On 29.05.2015 15:22, Tamas Szekeres wrote:
Hi Ari,
Which SWIG version have you been testing with?
Mostly with the one that's loaded by default into a new Ubuntu (travis)
/ Mint (I have version 17 which is based on Ubuntu Trusty), both are
2.0.11 I think.
Converting IntPtr to string doesn't seem to be a good solution. We
should do something like what we do for ReadRaster which also use
AddrOfPinnedObject(). I'm trying to reproduce this.
Yes I'm sure it is not, I just used it to make it compile. It is used
only(?) by FileFromMemBuffer, which is not tested in CSharp tests (I'm
not yet testing it in Perl bindings either).
Ari
Best regards,
Tamas
2015-05-29 9:11 GMT+02:00 Ari Jolma <ari.jo...@gmail.com
<mailto:ari.jo...@gmail.com>>:
In my fork I've now added mono-mcs into the travis test machine
and "make test" to CSharp. The build & tests all work.
https://travis-ci.org/OSGeo/gdal/builds/64450000
However, one fix I did for the CSharp bindings is most probably
wrong (convert return value of handle.AddrOfPinnedObject() to char *)
https://github.com/ajolma/gdal/commit/6509ef06d6f89d99c446300e4f4a63b65613911e
Tamas, do you have an idea for this?
There are a lot of #if ... #endif's in for example ogr.i to limit
%feature("kwargs"), this is due to a swig bug, which is fixed in
3.03 so we need to leave them in for now.
https://github.com/swig/swig/issues/242
There's a lot still to do to cleanup the common interface files
but how do you feel, is there a chance that this is accepted into
the trunk (and 2.1)? I'd also love to have a policy for developing
the bindings and working test codes for all maintained languages.
A rule could be that the use of #if ... #endif in common files
needs a good justification and commits, which do not cause test
codes to fail are ok per se.
Best,
Ari
On 26.05.2015 13:53, Tamas Szekeres wrote:
Is that a requirement that the bindings should work well with all
SWIG versions or that the generated wrappers should work just fine?
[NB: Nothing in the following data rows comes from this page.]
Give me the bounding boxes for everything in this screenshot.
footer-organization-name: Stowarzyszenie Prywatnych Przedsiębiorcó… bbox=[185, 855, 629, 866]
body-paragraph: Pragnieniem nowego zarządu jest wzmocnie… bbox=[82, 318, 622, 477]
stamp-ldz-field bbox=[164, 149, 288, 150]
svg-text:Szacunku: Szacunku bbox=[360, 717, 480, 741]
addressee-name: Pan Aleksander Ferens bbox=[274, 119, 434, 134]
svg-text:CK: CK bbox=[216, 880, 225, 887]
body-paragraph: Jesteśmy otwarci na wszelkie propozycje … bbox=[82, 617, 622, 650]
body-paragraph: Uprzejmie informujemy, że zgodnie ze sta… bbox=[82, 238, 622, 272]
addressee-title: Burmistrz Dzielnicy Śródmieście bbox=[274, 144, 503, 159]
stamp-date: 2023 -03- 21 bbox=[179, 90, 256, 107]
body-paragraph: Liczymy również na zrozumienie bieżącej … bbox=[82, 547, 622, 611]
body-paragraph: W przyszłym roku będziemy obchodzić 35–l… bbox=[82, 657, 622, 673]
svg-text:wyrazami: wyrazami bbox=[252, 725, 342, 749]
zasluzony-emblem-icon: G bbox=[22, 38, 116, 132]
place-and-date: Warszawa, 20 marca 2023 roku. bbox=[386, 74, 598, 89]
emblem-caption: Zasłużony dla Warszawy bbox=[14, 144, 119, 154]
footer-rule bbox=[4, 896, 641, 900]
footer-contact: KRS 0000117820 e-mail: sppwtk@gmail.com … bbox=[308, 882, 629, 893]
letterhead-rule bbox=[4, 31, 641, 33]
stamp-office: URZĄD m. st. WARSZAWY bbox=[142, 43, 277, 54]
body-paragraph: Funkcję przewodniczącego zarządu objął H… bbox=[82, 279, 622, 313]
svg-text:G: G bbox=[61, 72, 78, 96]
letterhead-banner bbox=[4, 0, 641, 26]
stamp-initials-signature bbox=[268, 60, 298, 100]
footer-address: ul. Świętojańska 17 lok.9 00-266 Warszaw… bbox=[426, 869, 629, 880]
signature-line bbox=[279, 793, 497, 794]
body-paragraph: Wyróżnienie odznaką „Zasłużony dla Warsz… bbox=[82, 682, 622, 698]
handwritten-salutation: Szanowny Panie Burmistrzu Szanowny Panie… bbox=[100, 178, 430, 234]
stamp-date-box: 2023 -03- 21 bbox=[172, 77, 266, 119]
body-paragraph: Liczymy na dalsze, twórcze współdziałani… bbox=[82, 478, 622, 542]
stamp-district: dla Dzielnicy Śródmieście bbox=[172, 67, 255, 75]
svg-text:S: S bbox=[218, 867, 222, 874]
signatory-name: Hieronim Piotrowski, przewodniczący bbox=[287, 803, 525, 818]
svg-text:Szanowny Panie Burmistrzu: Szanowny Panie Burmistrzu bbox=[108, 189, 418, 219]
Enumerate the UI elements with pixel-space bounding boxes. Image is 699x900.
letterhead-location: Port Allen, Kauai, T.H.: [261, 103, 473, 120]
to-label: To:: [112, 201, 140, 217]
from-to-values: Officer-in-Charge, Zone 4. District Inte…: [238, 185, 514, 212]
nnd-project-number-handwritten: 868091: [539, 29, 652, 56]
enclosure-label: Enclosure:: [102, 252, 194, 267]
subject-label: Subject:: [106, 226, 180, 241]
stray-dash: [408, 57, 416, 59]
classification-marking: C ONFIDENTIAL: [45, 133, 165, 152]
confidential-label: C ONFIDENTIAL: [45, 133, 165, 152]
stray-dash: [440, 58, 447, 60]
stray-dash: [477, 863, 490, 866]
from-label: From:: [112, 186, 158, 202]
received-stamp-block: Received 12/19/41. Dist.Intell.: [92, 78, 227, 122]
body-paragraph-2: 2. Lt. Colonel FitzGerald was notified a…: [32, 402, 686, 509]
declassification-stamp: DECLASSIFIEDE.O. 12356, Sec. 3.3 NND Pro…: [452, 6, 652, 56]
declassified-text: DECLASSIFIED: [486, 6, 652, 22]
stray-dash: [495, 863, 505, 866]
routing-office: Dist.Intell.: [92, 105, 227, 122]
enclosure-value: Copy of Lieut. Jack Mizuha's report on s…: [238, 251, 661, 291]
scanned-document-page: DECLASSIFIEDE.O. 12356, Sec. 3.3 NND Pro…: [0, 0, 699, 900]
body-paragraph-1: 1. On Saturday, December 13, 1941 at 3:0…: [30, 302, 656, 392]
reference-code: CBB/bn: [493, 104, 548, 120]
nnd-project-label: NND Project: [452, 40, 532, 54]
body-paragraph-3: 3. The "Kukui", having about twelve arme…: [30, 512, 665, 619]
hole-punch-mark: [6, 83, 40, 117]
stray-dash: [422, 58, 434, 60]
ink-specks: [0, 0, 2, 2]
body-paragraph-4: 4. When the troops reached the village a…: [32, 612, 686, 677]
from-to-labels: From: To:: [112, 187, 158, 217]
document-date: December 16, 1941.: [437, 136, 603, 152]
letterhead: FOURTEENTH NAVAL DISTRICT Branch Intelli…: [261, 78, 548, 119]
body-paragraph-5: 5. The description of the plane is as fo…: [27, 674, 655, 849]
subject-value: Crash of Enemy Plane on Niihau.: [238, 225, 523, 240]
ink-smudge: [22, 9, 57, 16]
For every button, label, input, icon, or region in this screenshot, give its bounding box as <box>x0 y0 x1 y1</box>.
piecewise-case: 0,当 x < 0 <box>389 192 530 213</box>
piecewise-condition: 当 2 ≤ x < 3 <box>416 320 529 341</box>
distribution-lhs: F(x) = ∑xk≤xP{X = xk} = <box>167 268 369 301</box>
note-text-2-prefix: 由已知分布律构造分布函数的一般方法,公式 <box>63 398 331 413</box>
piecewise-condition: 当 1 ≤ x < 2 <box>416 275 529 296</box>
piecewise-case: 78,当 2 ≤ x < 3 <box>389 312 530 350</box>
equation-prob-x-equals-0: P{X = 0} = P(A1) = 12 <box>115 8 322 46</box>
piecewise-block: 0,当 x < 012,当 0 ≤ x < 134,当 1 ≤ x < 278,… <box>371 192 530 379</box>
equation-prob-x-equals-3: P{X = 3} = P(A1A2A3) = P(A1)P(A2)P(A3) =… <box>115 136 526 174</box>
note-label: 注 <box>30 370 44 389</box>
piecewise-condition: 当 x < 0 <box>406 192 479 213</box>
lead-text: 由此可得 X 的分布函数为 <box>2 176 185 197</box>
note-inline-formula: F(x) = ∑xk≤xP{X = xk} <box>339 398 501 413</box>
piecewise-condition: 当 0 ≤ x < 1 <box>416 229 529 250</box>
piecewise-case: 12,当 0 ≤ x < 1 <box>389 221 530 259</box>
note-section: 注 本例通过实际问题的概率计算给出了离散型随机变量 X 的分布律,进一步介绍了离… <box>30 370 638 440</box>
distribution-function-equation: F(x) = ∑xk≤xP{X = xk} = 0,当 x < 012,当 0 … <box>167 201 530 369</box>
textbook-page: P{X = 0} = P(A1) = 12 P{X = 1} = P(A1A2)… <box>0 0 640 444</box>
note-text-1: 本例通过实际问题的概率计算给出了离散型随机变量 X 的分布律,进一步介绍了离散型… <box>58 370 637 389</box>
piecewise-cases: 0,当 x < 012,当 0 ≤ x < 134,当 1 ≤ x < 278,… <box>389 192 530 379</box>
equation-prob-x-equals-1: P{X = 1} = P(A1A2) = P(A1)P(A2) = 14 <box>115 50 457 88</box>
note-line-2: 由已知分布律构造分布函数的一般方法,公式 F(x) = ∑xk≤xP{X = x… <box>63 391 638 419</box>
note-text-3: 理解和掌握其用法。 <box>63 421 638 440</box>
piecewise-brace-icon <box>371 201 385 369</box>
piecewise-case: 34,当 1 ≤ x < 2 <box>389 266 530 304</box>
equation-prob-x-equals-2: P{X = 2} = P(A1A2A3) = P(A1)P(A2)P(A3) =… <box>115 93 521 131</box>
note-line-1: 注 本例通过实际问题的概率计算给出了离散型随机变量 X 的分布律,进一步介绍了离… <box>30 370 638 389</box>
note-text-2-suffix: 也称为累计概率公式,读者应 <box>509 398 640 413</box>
Formerly I have been thinking that we should support all
versions, but it took large amount of extra efforts to work
around all incompatible changes what SWIG introduces all the time
even with the minor releases. Regarding to SWIG C# the earlier
versions produced definitely wrong code and I had implement quite
some generic stuff in the bindings (for example to work around
the early garbage collection issues). I see some enhancements in
the recent versions in this regard, but I'm not sure if I can
completely remove these additions to get a stable and consistent
build.
Tamas
2015-05-26 11:09 GMT+02:00 Ari Jolma <ari.jo...@gmail.com
<mailto:ari.jo...@gmail.com>>:
26.05.2015, 11:38, Even Rouault kirjoitti:
Le mardi 26 mai 2015 10:13:49, Tamas Szekeres a écrit :
Hi Ari,
I haven't tried to compile that with mono for quite a
long time. I'll give
it a try.
However we did not follow the latest changes in the
SWIG implementation
with the bindings, so I'd try with an earlier version
(ie. 1.3.39) to
generate the wrappers.
I can confirm that I can compile the CSharp bindings on
Linux with SWIG 1.3.40
(and run the tests), but I get the same error as Ari with
SWIG 2.0.X
As far as I know, Java and Python bindings build and run
equaly well with SWIG
1.3.40 or 2.0.X (although there's a Unix makefile hack to
have Python 3.2
compat, conditionnaly applied with SWIG 1.3.40, that is
no longer needed with
SWIG 2.0.4 or later)
Swig 1.3.39 seems questionable. Just look at the download
amounts at sourceforge. 1.3.39 one download and 1.3.40 148
downloads per week.
However, 1.3.39 does *not* put the PVINVOKE() method twice
into the PVINVOKE.cs file.
May be we should consider including the generated
wrappers in gdal instead of let the users to use
different versions with
different results.
It would be good if we could have a common SWIG version
that works for all the
bindings. So currently it seems to be 1.3.40 ?
Regarding putting the generated wrappers in SVN, that's
already what we do for
Python. We could also just include the generated wrappers
in the tarballs.
IMO "users" = people who use ready-made packages. Developers
and packagers should be intelligent enough to use development
tools. I don't like the idea of having generated files in
source repositories. I'm also of the opinion that there
should be a really good reason to use an old version of a
common tool. And at least in my Linux (Mint, Maya - hmm, that
seems already pretty old, I should upgrade) swig 2.0.11 is
the current. But that's just me I guess.